Si de los marcos arquitectónicos dirigimos la mirada a los escenarios naturales que envuelven tan legendarias escenas, Ballester se ha atrevido a subvertir la historia de los géneros de la pintura y su caduca jerarquía, otorgando el protagonismo a paisajes que durante siglos, hasta llegar a rozar el XVIII, tuvieron que conformarse con ser comparsa ornamental de escenificaciones humanas –mitológicas, históricas o literarias– como la que se sucede en el episodio de La historia de Nastagio degli Onesti, de Sandro Botticelli, tomada del Decamerón de Boccaccio.
José Manuel Ballester, Bosque italiano II, 2008.
La exclusión de los personajes del entorno artístico que siempre han ocupado adquiere en las fotografías de José Manuel Ballester un alcance que no es comparable, en cambio, a la de la marea humana, anónima, homogénea y circunstancial que estaría circulando con arritmia por los andenes o por los pasillos de los espacios reales que intervinieron aquellos otros fotógrafos.
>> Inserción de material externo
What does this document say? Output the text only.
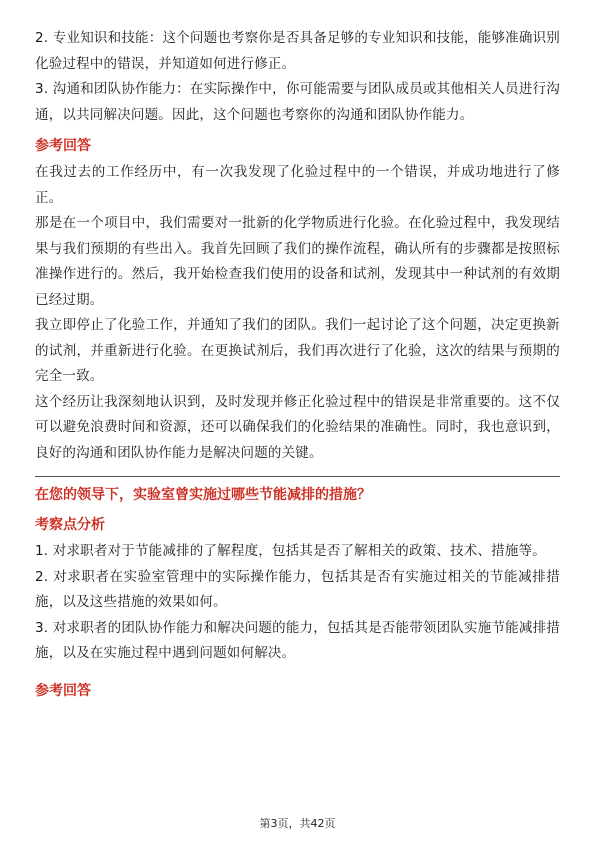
2. 专业知识和技能：这个问题也考察你是否具备足够的专业知识和技能，能够准确识别化验过程中的错误，并知道如何进行修正。

3. 沟通和团队协作能力：在实际操作中，你可能需要与团队成员或其他相关人员进行沟通，以共同解决问题。因此，这个问题也考察你的沟通和团队协作能力。

参考回答

在我过去的工作经历中，有一次我发现了化验过程中的一个错误，并成功地进行了修正。

那是在一个项目中，我们需要对一批新的化学物质进行化验。在化验过程中，我发现结果与我们预期的有些出入。我首先回顾了我们的操作流程，确认所有的步骤都是按照标准操作进行的。然后，我开始检查我们使用的设备和试剂，发现其中一种试剂的有效期已经过期。

我立即停止了化验工作，并通知了我们的团队。我们一起讨论了这个问题，决定更换新的试剂，并重新进行化验。在更换试剂后，我们再次进行了化验，这次的结果与预期的完全一致。

这个经历让我深刻地认识到，及时发现并修正化验过程中的错误是非常重要的。这不仅可以避免浪费时间和资源，还可以确保我们的化验结果的准确性。同时，我也意识到，良好的沟通和团队协作能力是解决问题的关键。

在您的领导下，实验室曾实施过哪些节能减排的措施？
考察点分析

1. 对求职者对于节能减排的了解程度，包括其是否了解相关的政策、技术、措施等。

2. 对求职者在实验室管理中的实际操作能力，包括其是否有实施过相关的节能减排措施，以及这些措施的效果如何。

3. 对求职者的团队协作能力和解决问题的能力，包括其是否能带领团队实施节能减排措施，以及在实施过程中遇到问题如何解决。

参考回答
第3页，共42页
Las obras de Ballester traen consigo también un secuestro indefinido –físico o simbólico– del corazón argumental del legado pictórico del pasado.
Un aposento del desaparecido Palacio del Alcázar madrileño sin que en él aparezcan detenidos en un eterno instante ni la Infanta Margarita, ni los reyes, ni Velázquez, ni cortesanos ni meninas que atiendan a la tierna niña puede ser que nos convierta en privilegiados ocupantes que espían, vacía, una de las salas virtuales más célebres de la historia del arte, pero también nos despoja con amarga contundencia de la defensa más ilustre que jamás se haya pintado de la nobleza de la pintura y de aquellos que la practican.
José Manuel Ballester, detalle de intervención fotográfica en Las Meninas, de Diego Velázquez, 2011.
Cuando Ballester transforma con sus intervenciones al bosquiano Jardín de las Delicias en El Jardín deshabitado, elimina de un digital plumazo pecados y torturas, placeres, perversiones, castigos, desenfrenos, así como dioses, evas y adanes que provoquen y condenen a una humanidad longeva por la curiosidad y la tentación que es inherente a ella misma.
José Manuel Ballester, El jardín deshabitado, 2008.
En la montaña de Príncipe Pío donde se ejecutan los fusilamientos del 3 de mayo de 1808 –ahora sin pelotón justiciero, sin héroes que esperan su sacrificio en un improvisado matadero, sin cúmulo de cadáveres ni gritos de amarga entrega–, sólo quedan como huella la lámpara que iluminó la tenebrosa masacre y un charco de sangre aún caliente y palpitante. Los desastres de una guerra que con tormentoso ahínco retrató Francisco de Goya están aquí enterrados pero no han podido silenciarse. Con el simbólico efecto de ocultarlos, Ballester confirma nuevamente, con un taciturno lirismo, que al estar ausentes se transforman en presentes, que el tiempo avanza, que las vidas se consumen, pero que el arte permanece.
José Manuel Ballester, 3 de mayo, 2008.